Is crypto crumbling, or is it merely in the ‘incubation phase’? One of Silicon Valley’s top Web3 investors says don’t throw the baby out with the bathwater

Fortune· Steve Jennings—Getty Images for TechCrunch

With crypto on shaky ground—Bitcoin is down about 50% this year, Ether 70%—and hardcore believers reportedly "panic selling," one has to wonder about the future of digital currencies.

Those who doubt the nascent technology are taking too myopic of a view, Chris Dixon, the lead crypto investor at Silicon Valley venture capital firm Andreessen Horowitz, told The New York Times’ "Sway" podcast this past week.

If one looks at the history of the internet and tech, there are two tracks: financial, and product and tech, Dixon told host Kara Swisher.

The financial process has been "this crazy uncle that's jumping up down," he said. "I thought last year was too high. It think this year, it's too low. ... But it just seems wildly volatile to me in a way that doesn't fully make sense."

It should be viewed separately from the product and tech track, he said, rather stating it should be through the long lens of history.

"I put blockchains into the history of computing," he said. "If you go back to World War II, every 10 of 15 years or so, there's been a new computing wave. And for each of those—and I've spent a lot of time thinking about this and reading the history of it—each of those waves had what I call the incubation phase."

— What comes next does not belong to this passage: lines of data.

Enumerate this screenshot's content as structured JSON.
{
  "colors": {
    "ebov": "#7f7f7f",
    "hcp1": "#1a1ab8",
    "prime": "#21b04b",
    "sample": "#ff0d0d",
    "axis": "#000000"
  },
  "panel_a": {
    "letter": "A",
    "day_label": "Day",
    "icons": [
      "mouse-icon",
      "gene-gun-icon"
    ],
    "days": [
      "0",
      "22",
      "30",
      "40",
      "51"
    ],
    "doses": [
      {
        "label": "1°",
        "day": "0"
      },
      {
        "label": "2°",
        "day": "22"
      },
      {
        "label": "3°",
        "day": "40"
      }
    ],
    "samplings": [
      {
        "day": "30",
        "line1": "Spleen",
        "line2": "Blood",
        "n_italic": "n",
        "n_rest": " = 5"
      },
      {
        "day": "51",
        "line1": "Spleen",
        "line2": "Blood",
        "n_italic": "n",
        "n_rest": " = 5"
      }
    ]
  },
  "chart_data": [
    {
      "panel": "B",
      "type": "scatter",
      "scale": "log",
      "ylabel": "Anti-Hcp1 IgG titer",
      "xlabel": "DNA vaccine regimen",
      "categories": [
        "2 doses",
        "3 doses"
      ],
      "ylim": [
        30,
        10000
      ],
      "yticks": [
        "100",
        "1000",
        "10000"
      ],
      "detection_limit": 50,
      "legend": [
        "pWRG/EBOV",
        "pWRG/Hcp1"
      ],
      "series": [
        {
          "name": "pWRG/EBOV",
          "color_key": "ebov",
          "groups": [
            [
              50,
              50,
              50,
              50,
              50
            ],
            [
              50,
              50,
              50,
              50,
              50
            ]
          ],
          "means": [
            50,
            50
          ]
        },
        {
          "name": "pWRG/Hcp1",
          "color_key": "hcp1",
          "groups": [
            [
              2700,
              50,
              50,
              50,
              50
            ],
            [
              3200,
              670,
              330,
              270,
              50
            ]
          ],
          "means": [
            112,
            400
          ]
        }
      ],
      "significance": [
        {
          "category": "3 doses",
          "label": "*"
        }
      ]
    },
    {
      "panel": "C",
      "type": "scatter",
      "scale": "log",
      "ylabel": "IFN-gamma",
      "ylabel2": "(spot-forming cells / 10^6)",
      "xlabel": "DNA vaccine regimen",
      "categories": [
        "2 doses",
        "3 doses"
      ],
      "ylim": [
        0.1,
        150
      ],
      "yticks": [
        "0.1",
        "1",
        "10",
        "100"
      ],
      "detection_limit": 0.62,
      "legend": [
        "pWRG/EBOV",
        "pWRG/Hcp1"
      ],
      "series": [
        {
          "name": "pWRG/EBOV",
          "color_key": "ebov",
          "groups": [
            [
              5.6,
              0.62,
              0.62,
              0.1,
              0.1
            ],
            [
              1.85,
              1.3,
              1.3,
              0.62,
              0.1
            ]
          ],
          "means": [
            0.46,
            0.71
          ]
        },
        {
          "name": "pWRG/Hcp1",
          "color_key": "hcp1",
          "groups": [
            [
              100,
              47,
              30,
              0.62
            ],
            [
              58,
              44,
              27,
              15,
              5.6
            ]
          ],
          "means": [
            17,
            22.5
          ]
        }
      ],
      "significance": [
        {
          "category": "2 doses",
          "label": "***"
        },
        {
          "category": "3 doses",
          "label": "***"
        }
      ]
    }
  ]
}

The first smartphone was developed in 1993, but early cell phones, as clunky and clumsy as they were, were available in the '80s, Dixon said, citing their appearance in the 1987 film "Lethal Weapon."

"So, I mean, it's not like this immaculate conception where the iPhone appears," he said.

The crypto industry has two factions, according to Dixon—the "Web3 builder faction," and what he calls "casino," which he generally dislikes and doesn't support.

But, "I don't think that we should throw the baby out with the bathwater," he said. "I think that core technology is very important."

Web3—which combines "the best features of the open, decentralized protocols of Web1 with the advanced modern functionality of Web2"—has the potential to render powerless the handful of giants that control the web, and put that power in the hands of users, Dixon said.

Added Dixon: "There’s no other disruptive tech in the world right now, in my view, that’s actually going to have a chance to take down these companies than Web3."